Abstract

Editor:
Hepatitis G virus (HGV) is a positive-stranded RNA virus belonging to the Flaviviridae family. The diagnosis of acute HGV infection relies on polymerase chain reaction (PCR). Antibodies to the envelope protein 2 (anti-E2) of HGV indicate past infection (1). Intravenous drugs users, poly-transfused patients, and hemodialysis (HD) patients are at risk of acquiring blood-borne infections such as HGV (2,3). Reports concerning to HGV and continuous ambulatory peritoneal dialysis (CAPD) are scarce. The reported prevalence of HGV infection in CAPD patients varies from 0% to 23% (4-6).
We studied 73 patients (58 on HD and 15 on CAPD) with a mean age of 55.7 ± 16.8 years (range 23 – 83 years) and a mean follow-up on dialysis of 61.7 ± 64 months (range 7 – 264 months). Thirty were males and 43 were females. The mean follow-up was 72 ± 69 months for HD patients and 23 ± 12 months for CAPD patients (p < 0.01). The etiology of renal failure was diabetic nephropathy in 10 patients, polycystic kidney disease in 7, vasculitis in 2, chronic glomerulonephritis in 15, nephroangiosclerosis in 7, chronic interstitial nephropathy in 11, amyloidosis in 2, systemic lupus erythematosus in 3, unknown origin in 12, and other causes in 4. We included all patients on HD and all CAPD patients who had never been on HD or transplanted.
The presence of HGV-RNA in serum was studied by a commercially available PCR test (Boehringer–Mannheim, Mannheim, Germany) that includes primers complementary to the NS5 coding region and to the 5’ nontranslated region of the virus genome. Antibodies against the transmembrane E2 protein of the virus were detected in serum by immunoassay (Boehringer–Mannheim).
Anti hepatitis C virus (HCV) antibodies were investigated using a third-generation EIA test (Ortho HCV 3.0 ELISA test system, Chiron Corp., Emeryville, CA, U.S.A.); HCV-RNA was also studied (Cobas Amplicor, Roche Diagnostic Systems, Branchburg, NJ, U.S.A.). HBs Ag and anti-HBc were detected using an automated ELISA test (A5XYM, Abbot Laboratories, Chicago, IL, U.S.A.). The total prevalence of HGV infection (PCR and anti-E2) was 40% (23/58) in HD patients and 13% (2/15) in CAPD patients (p < 0.05). PCR-RNA was detected only in HD patients (8 patients); none of the CAPD patients were PCR-RNA positive. Anti-E2 was found in 17 HD patients (29%) and 2 CAPD patients (13%). Two HD patients were both anti-E2 and PCR-RNA positive.
Twenty-one of 47 (45%) transfused patients were HGV positive (p = 0.008). Twenty-four HD patients had been transplanted before, 3 of them were PCR-RNA positive, 8 were anti-E2-HGV positive, and 13 were HGV negative. Thus, 11 of 24 previously transplanted patients (46%) were HGV positive. Finally, 4 HGV-positive patients (1 PCR-RNA and 3 anti-E2) had never been transfused or transplanted (16%).
HGV was correlated with time on dialysis (p < 0.05).
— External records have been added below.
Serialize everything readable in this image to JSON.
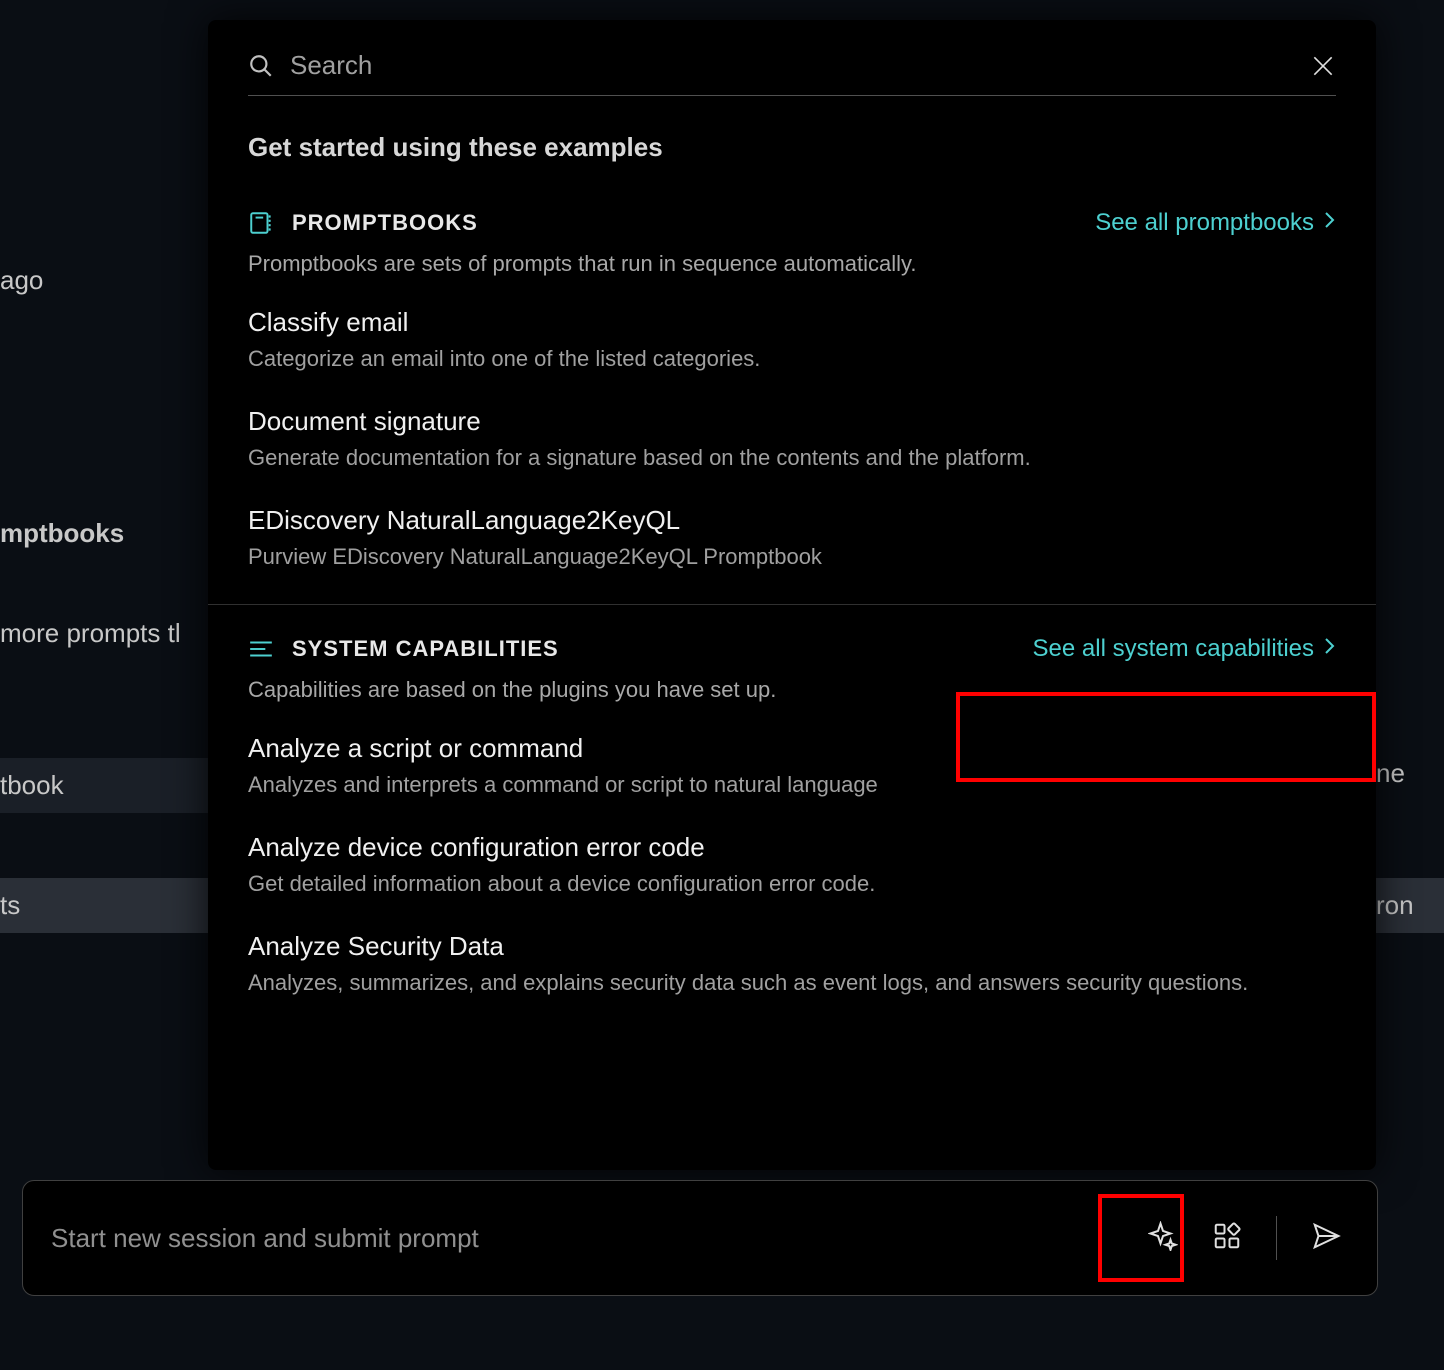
{
  "background": {
    "ago": "ago",
    "mptbooks": "mptbooks",
    "moreprompts": " more prompts tl",
    "tbook": "tbook",
    "ts": "ts",
    "ne": "ne",
    "ron": "ron"
  },
  "popup": {
    "search_placeholder": "Search",
    "subtitle": "Get started using these examples",
    "promptbooks": {
      "label": "PROMPTBOOKS",
      "see_all": "See all promptbooks",
      "desc": "Promptbooks are sets of prompts that run in sequence automatically.",
      "items": [
        {
          "title": "Classify email",
          "desc": "Categorize an email into one of the listed categories."
        },
        {
          "title": "Document signature",
          "desc": "Generate documentation for a signature based on the contents and the platform."
        },
        {
          "title": "EDiscovery NaturalLanguage2KeyQL",
          "desc": "Purview EDiscovery NaturalLanguage2KeyQL Promptbook"
        }
      ]
    },
    "capabilities": {
      "label": "SYSTEM CAPABILITIES",
      "see_all": "See all system capabilities",
      "desc": "Capabilities are based on the plugins you have set up.",
      "items": [
        {
          "title": "Analyze a script or command",
          "desc": "Analyzes and interprets a command or script to natural language"
        },
        {
          "title": "Analyze device configuration error code",
          "desc": "Get detailed information about a device configuration error code."
        },
        {
          "title": "Analyze Security Data",
          "desc": "Analyzes, summarizes, and explains security data such as event logs, and answers security questions."
        }
      ]
    }
  },
  "prompt_bar": {
    "placeholder": "Start new session and submit prompt"
  }
}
There was no correlation between age or sex and HGV infection.
Eight of 25 HGV patients (32%) showed a mild and transient increase in transaminases.
Twelve patients were HCV positive, all of whom were on HD. All HCV patients were HGV negative (PCR-RNA), thus co-infection with HGV and HCV was absent. However, 5 HCV-positive patients were also anti-E2 positive.
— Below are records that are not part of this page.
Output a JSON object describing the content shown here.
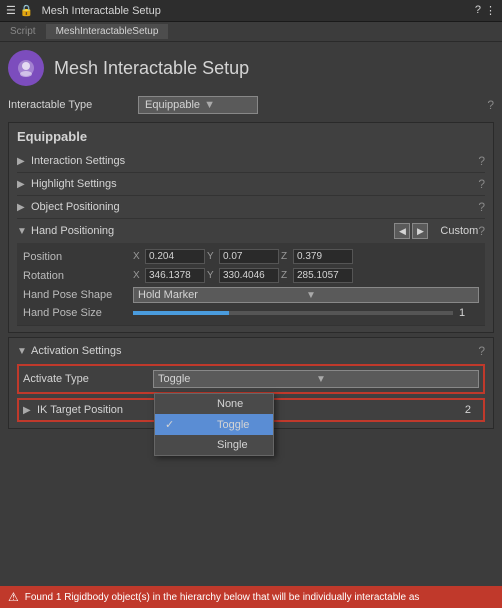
{
  "titleBar": {
    "title": "Mesh Interactable Setup",
    "icons": [
      "menu-icon",
      "lock-icon"
    ],
    "rightIcons": [
      "help-icon",
      "more-icon"
    ]
  },
  "tabs": [
    {
      "label": "Script",
      "active": false
    },
    {
      "label": "MeshInteractableSetup",
      "active": true
    }
  ],
  "header": {
    "title": "Mesh Interactable Setup"
  },
  "interactableType": {
    "label": "Interactable Type",
    "value": "Equippable"
  },
  "equippable": {
    "title": "Equippable"
  },
  "sections": {
    "interactionSettings": {
      "label": "Interaction Settings",
      "collapsed": true
    },
    "highlightSettings": {
      "label": "Highlight Settings",
      "collapsed": true
    },
    "objectPositioning": {
      "label": "Object Positioning",
      "collapsed": true
    },
    "handPositioning": {
      "label": "Hand Positioning",
      "collapsed": false,
      "navValue": "Custom",
      "position": {
        "label": "Position",
        "x": "0.204",
        "y": "0.07",
        "z": "0.379"
      },
      "rotation": {
        "label": "Rotation",
        "x": "346.1378",
        "y": "330.4046",
        "z": "285.1057"
      },
      "handPoseShape": {
        "label": "Hand Pose Shape",
        "value": "Hold Marker"
      },
      "handPoseSize": {
        "label": "Hand Pose Size",
        "value": "1"
      }
    }
  },
  "activationSettings": {
    "title": "Activation Settings",
    "activateType": {
      "label": "Activate Type",
      "value": "Toggle",
      "options": [
        {
          "label": "None",
          "selected": false
        },
        {
          "label": "Toggle",
          "selected": true
        },
        {
          "label": "Single",
          "selected": false
        }
      ]
    },
    "ikTargetPosition": {
      "label": "IK Target Position",
      "value": "2"
    }
  },
  "statusBar": {
    "icon": "⚠",
    "message": "Found 1 Rigidbody object(s) in the hierarchy below that will be individually interactable as"
  },
  "colors": {
    "accent": "#7c4dbd",
    "error": "#c0392b",
    "selected": "#5a8dd4"
  }
}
All patients were HBs Ag negative. Anti-HBc was positive in 10 patients (9 HD/1 CAPD), 4 of whom were also anti-E2-HGV positive. Interestingly, no PCR-RNA HGV-positive patient was anti-HBc positive.
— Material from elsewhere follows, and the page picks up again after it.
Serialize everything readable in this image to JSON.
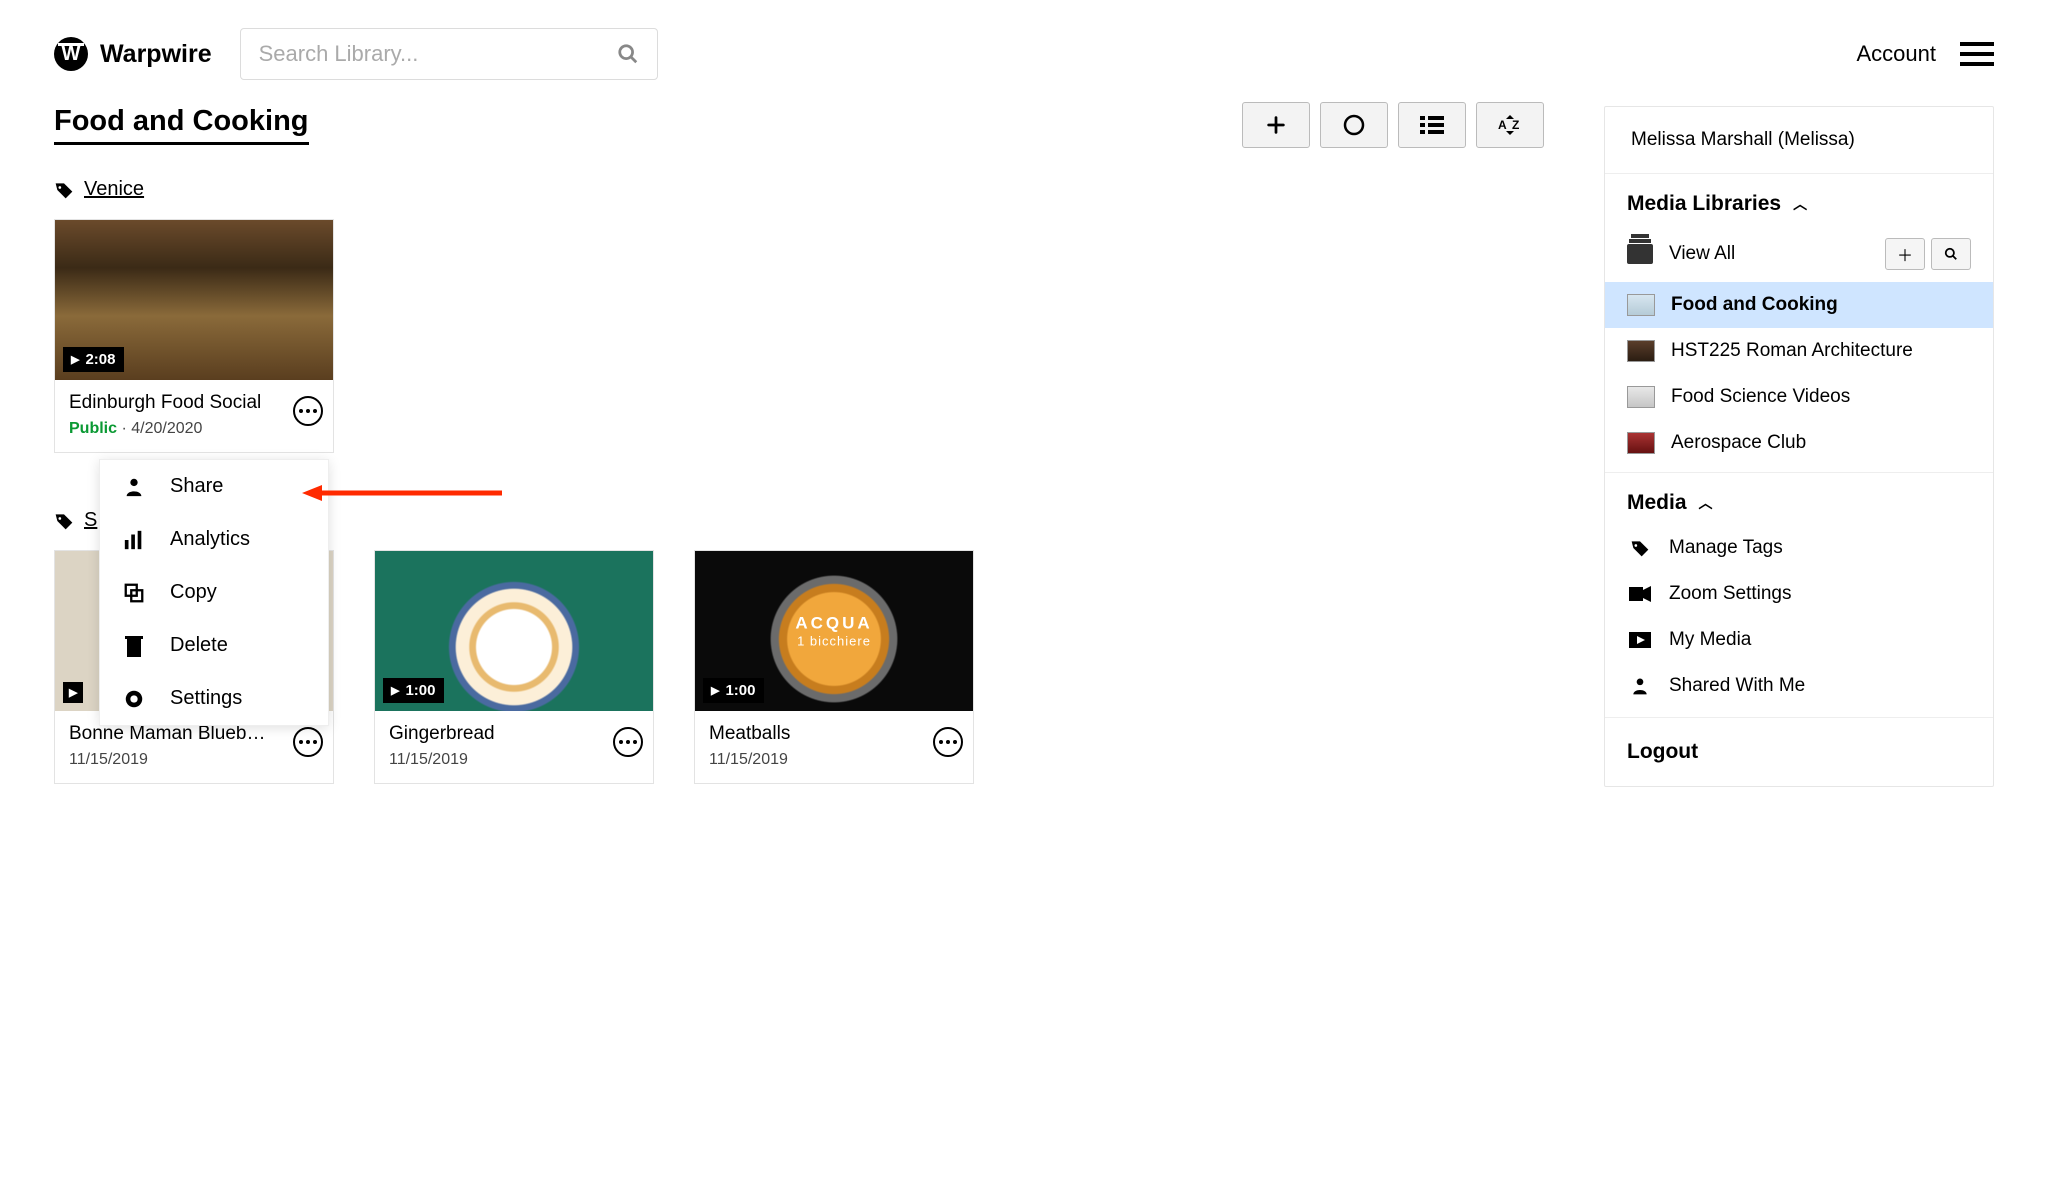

In our dialysis unit, HGV infection was more common in HD than in CAPD patients. Our prevalence is similar to that reported by other authors in Europe who consider both PCR-RNA and anti-E2 to be antibodies for HGV infection (3,5,7). Demonstration of infection studying only persistent viremia by PCR underestimates the real prevalence of HGV infection. Patients treated with only CAPD showed prevalence similar to healthy blood donors in Spain (8). The main risk factor for HGV infection was blood transfusion. However, 16% of HGV-positive patients had never been transfused or transplanted, supporting the hypothesis of nosocomial transmission. Similar to other investigators, we did not find co-infection between HGV and HCV. Finally, CAPD could be recommended to young patients included in a renal transplant program since, as with HCV, a higher risk of posttransplantation liver disease was observed among recipients with pre-transplantation HGV infection (9).